Namun, meski tidak memahami dan menjalankan seluruh filosofi rastafari, para penggemar dan pelaku reggae di Indonesia mengaku mendapatkan sesuatu di balik musik yang mereka cintai itu. Biasanya, dimulai dari menyenangi musik reggae (dan lirik lagu-lagunya), para penggemar itu kemudian mulai tertarik mempelajari filosofi dan ajaran yang ada di baliknya.
Seperti diakui Hendry Moses Billy, gitaris grup Papa Rasta asal Yogya, yang mengaku musik reggae semakin menguatkan kebenciannya terhadap ketidakadilan dan penyalahgunaan wewenang. Setiap ditilang polisi, ia lebih memilih berdebat daripada “berdamai”. “Masalahnya bukan pada uang, tetapi praktik seperti itu tidak adil,” tandas Moses yang mengaku sering dibuntuti orang tak dikenal saat beli rokok tengah malam karena dikira mau beli ganja.
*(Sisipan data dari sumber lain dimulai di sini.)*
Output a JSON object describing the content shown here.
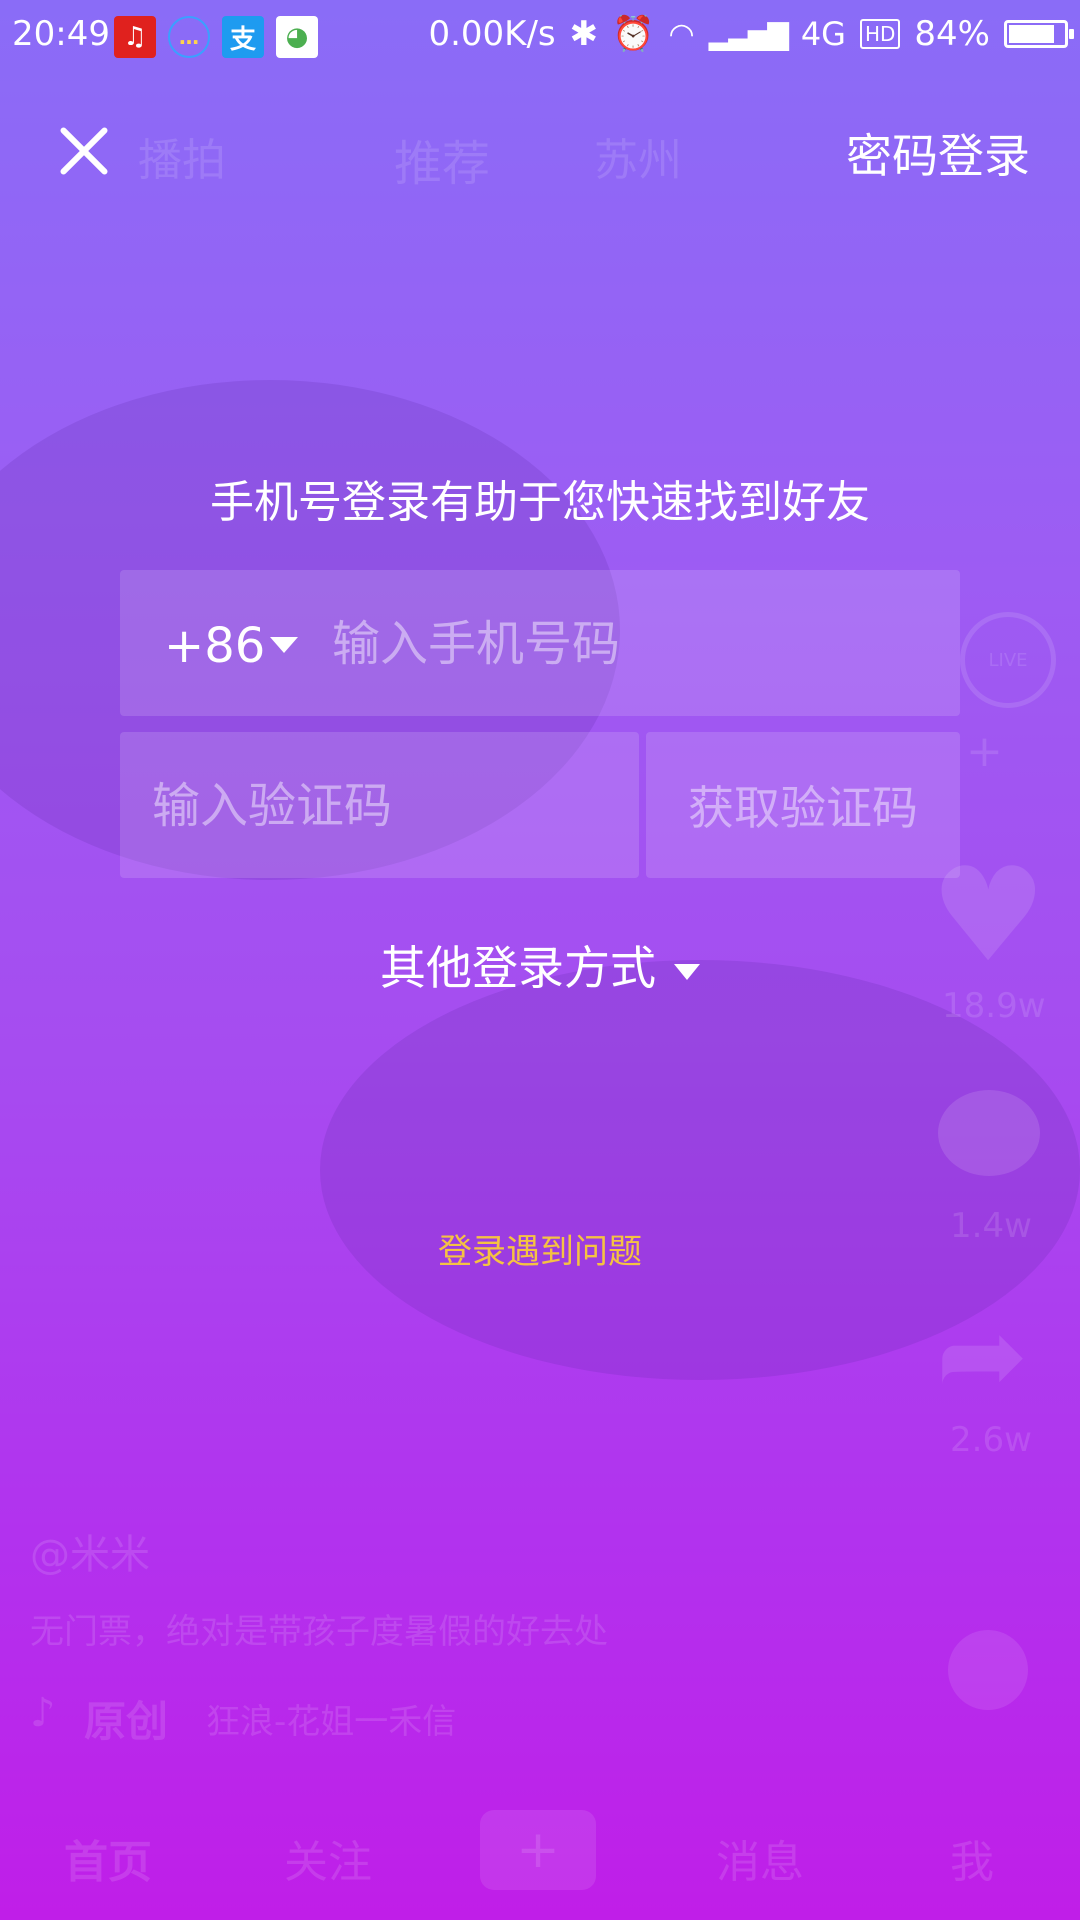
{
  "status_bar": {
    "time": "20:49",
    "net_speed": "0.00K/s",
    "network": "4G",
    "hd": "HD",
    "battery": "84%",
    "battery_level": 0.84,
    "apps": [
      "netease-music-icon",
      "qq-chat-icon",
      "alipay-icon",
      "app-icon"
    ]
  },
  "header": {
    "close_icon": "close-icon",
    "password_login": "密码登录"
  },
  "login": {
    "hint": "手机号登录有助于您快速找到好友",
    "country_code": "+86",
    "phone_placeholder": "输入手机号码",
    "code_placeholder": "输入验证码",
    "get_code": "获取验证码",
    "other_login": "其他登录方式",
    "trouble": "登录遇到问题"
  },
  "background_feed": {
    "tabs": [
      "播拍",
      "推荐",
      "苏州"
    ],
    "live_badge": "LIVE",
    "likes": "18.9w",
    "comments": "1.4w",
    "shares": "2.6w",
    "author": "@米米",
    "caption": "无门票，绝对是带孩子度暑假的好去处",
    "music_tag": "原创",
    "music_name": "狂浪-花姐一禾信",
    "bottom_nav": [
      "首页",
      "关注",
      "+",
      "消息",
      "我"
    ]
  },
  "colors": {
    "gradient_top": "#8a6cf7",
    "gradient_bottom": "#c01ee8",
    "trouble_link": "#f5c242"
  }
}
Sementara Steven mengaku dirinya menjadi lebih bijak dalam memandang hidup sejak menggeluti musik reggae. Musik reggae, terutama yang dipopulerkan Bob Marley, menurut Steven, mengajarkan perdamaian, keadilan, dan antikekerasan. “Jadi kami memberontak terhadap ketidakadilan, tetapi tidak antikemapanan. Kalau reggae tumbuh, maka di Indonesia tidak akan ada perang. Indonesia akan tersenyum dengan reggae,” ujar Steven mantap.
Sila dan Joni dari Bali menegaskan, seorang rasta sejati tidak harus identik dengan penampilan ala Bob Marley. “Rasta sejati itu ada di dalam hati,” tandas Sila sambil mengepalkan tangan kanan untuk menepuk dadanya.